At first glance, it may seem improbable that the work of this man who died sixteen years before the first science-fiction magazine was published, and never wrote any of the stuff himself (let’s not get into some of his near-misses, like The Mysterious Stranger and Captain Stormfield’s Visit to Heaven, or that precursor of any number of L. Sprague de Camp novels, A Connecticut Yankee in King Arthur’s Court), has much to do with the subject. But I think it does, and to show what I mean, let’s consider The Adventures of Huckleberry Finn.
Everybody says Huckleberry Finn is Twain’s greatest work. A fair number of people (of whom I’m one) would even contend that it may well be the greatest American novel ever written. Nevertheless, almost everyone, myself included, feels that the climax of the book does not do justice to what has gone before.
If you haven’t reread Huckleberry Finn in the past four or five years you ought to do it now. It is one of the few books that can be read first at the age of ten, and then again every year or so for the rest of your life, finding new pleasures in it every time. The Duke’s attempt to reconstruct Hamlet’s soliloquy gets funnier the better you know the original. Huck’s relationship to his father, the numb acquiescence of the villagers in the Grangerford-Shepperton feud and its slaughter of the otherwise innocent members of both clans, the abortive lynching — above all, the nature of slavery, as given flesh in Jim — all these things become richer and more insightful as the reader does. The book is a boldly far-reaching triumph, that’s what it is, and any writer who doesn’t envy it is simply himself numbed into complacent ignorance.
But then at the last, when eighty per cent of the book has been a marvel, Tom Sawyer reappears on the Phelps plantation and concocts a lunatic humbug scheme to “free” the slave Jim, who, as Tom well knows, has in fact been freed already by testament of his late owner.

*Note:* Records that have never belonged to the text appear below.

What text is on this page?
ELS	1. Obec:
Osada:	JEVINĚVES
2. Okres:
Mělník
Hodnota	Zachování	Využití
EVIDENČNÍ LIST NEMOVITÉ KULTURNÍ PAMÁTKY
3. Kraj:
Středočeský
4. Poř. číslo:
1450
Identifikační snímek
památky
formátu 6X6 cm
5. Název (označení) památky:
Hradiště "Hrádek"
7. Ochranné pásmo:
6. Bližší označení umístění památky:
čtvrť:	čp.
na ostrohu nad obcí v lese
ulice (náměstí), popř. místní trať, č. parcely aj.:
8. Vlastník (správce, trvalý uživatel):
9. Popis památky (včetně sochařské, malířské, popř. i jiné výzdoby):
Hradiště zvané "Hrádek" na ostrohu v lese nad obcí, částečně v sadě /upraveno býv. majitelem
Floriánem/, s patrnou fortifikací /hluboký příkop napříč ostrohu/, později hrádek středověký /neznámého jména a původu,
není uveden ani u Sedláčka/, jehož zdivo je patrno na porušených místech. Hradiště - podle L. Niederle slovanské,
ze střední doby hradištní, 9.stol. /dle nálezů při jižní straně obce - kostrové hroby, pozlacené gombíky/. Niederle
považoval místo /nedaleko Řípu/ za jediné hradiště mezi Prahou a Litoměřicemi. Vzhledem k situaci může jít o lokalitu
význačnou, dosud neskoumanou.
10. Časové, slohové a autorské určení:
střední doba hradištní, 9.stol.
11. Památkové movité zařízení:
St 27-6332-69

There are some funny, farcical bits in that ending. There are even a few touching ones. Nevertheless. The conclusion of the novel is an affront. Twain has touched our hearts with common human reality; then he pisses it all away in ten chapters of baggy-pants burlesque in which everyone behaves like a fool. There is only one word to describe the last one-fifth of Huckleberry Finn, and that word is dumb.